About fifty feet from shore, my confidence rose. By the time I was half-way down the lake, I was waving to people closing their camps for the winter. I passed the landing a couple of times, but never noticed because I was having such a good time by myself. Then I noticed a little stick figure jumping up and down waving like a fool, and realizing it was my own Secretary of the Navy, I took a hard right toward him. It all happened so fast…..the grinding of metal, the ear splitting snap of the prop, the sudden curve of the steering mechanism, the Captain’s horrified face……..
Soooo, I may have hit a small, unmarked, un-flagged, unmarked, unnoticeable, unmarked rock. He said I should have realized I was headed for trouble by his frantic waving and screaming. I said I couldn’t hear him because he just had to have that loud motor, and I didn’t hit anything, the boat just mysteriously fell apart. As he waded out fully clothed to take control of the situation, I noticed a crowd of stragglers forming. I waved and told them everything was fine, which of course was a lie. Several attempts to land the boat failed. Apparently, I had damaged some silly long pipe that somehow made the boat unable to travel in a straight line, and Captain Kangaroo, who should never have allowed me to drive in the first place, had to figure out how to get us on the trailer while maneuvering sideways.

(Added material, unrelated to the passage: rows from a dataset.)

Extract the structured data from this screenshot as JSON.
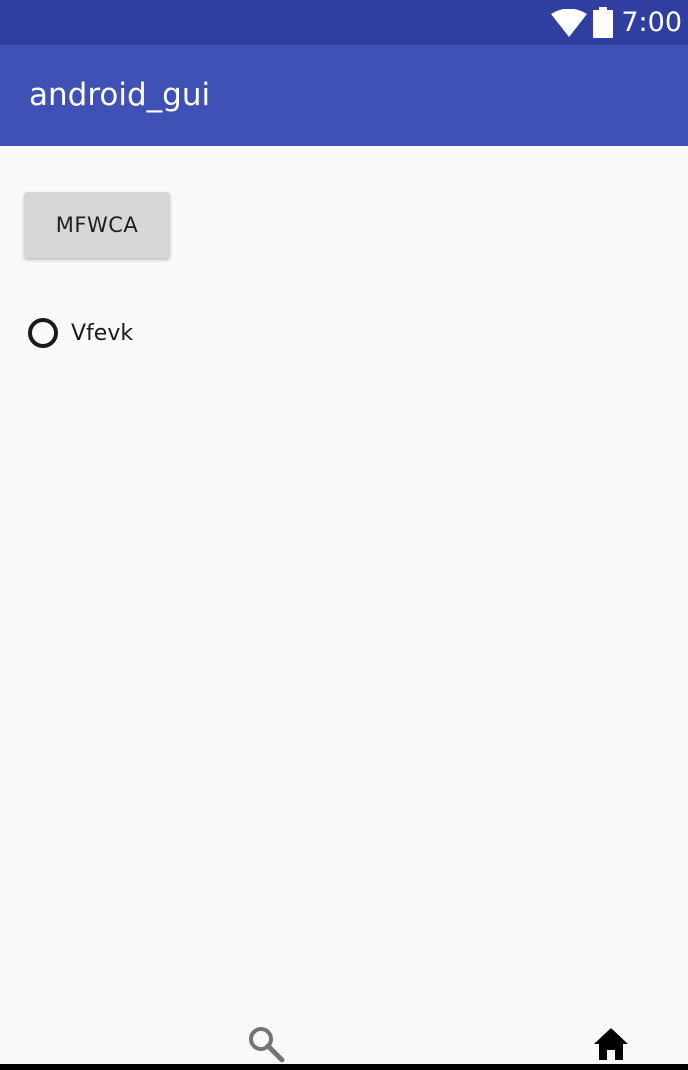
{
  "status_bar": {
    "time": "7:00",
    "icons": [
      "wifi-icon",
      "battery-icon"
    ]
  },
  "app_bar": {
    "title": "android_gui"
  },
  "content": {
    "button_label": "MFWCA",
    "radio": {
      "label": "Vfevk",
      "checked": false
    }
  },
  "bottom_nav": {
    "icons": [
      "search-icon",
      "home-icon"
    ]
  },
  "colors": {
    "status_bar": "#303f9f",
    "app_bar": "#3f51b5",
    "background": "#fafafa",
    "button": "#d6d7d7"
  }
}
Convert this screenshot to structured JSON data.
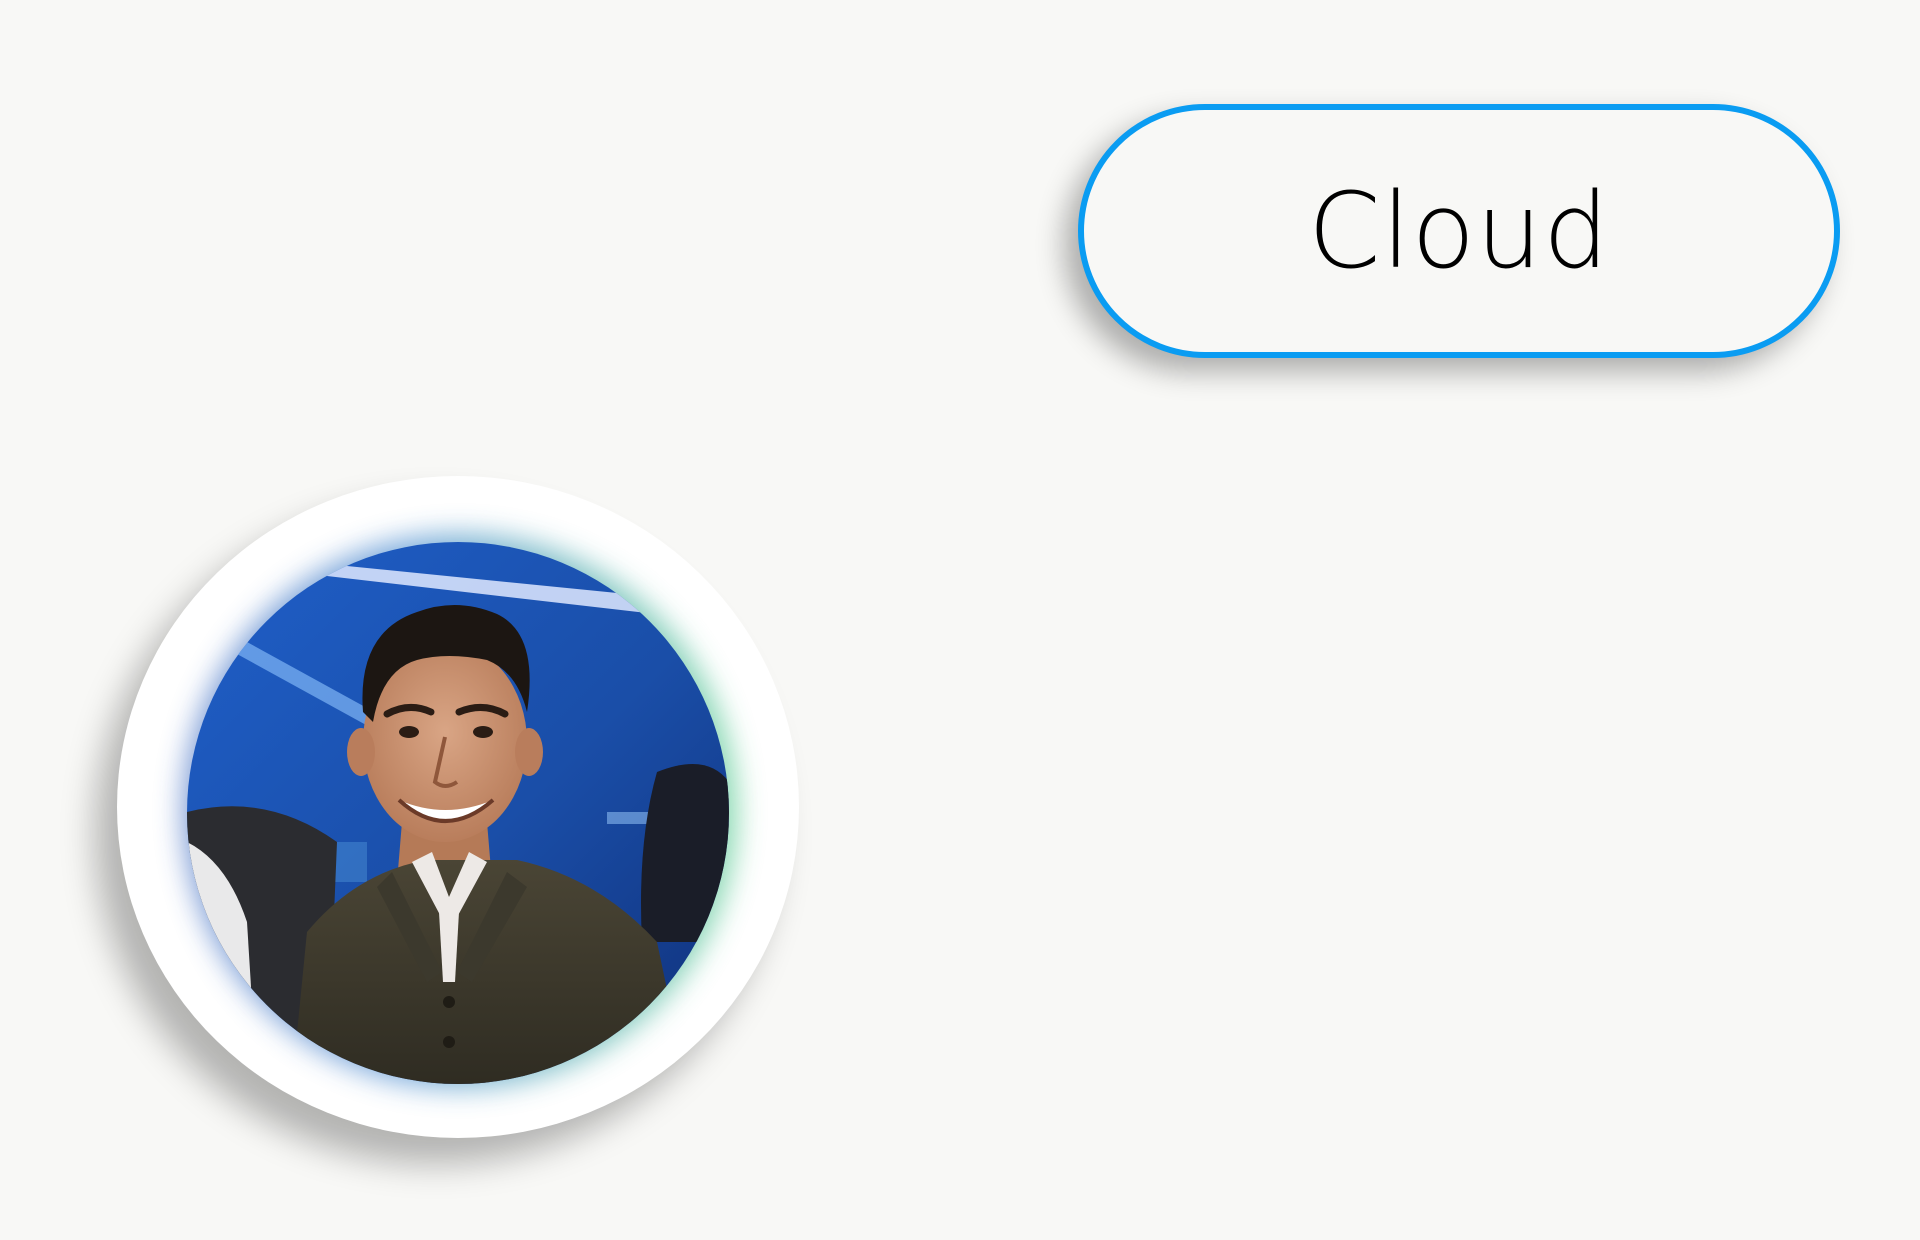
{
  "button": {
    "label": "Cloud",
    "border_color": "#0a9cf2"
  },
  "avatar": {
    "icon": "user-photo",
    "ring_color": "#ffffff",
    "glow_colors": [
      "#6a93d6",
      "#7ed7a8"
    ]
  },
  "colors": {
    "background": "#f8f8f6"
  }
}
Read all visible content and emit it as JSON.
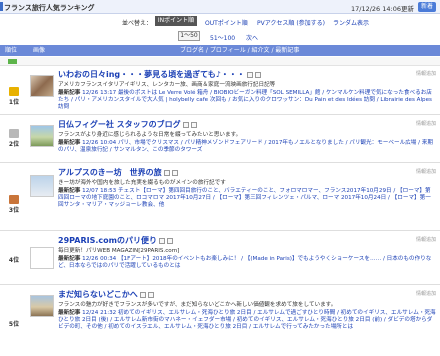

Some people just can’t let things go. All winter long, I was scolded and unfairly blamed for what came to be known as “the incident”. My friend Susan was my only support and comfort through those trying times. She thought it was as funny as I did. The arrival of spring brought with it a new boat and a visit to the scene of the crime. Jeff and Captain Crunch dropped Susan and I off on a tiny island with our cooler, and disappeared for an hour or so, only to return with the prop blade I had sheared off from the badly designed steering whachamacallit. It sat on the fireplace mantle as a conversation piece for years. The raging debate goes on to this day, and I stand by my “it wasn’t my fault” defense. There are mitigating factors to be considered, not the least of which being the captain abandoning the helm. That’s my story and I’m stickin’ to it.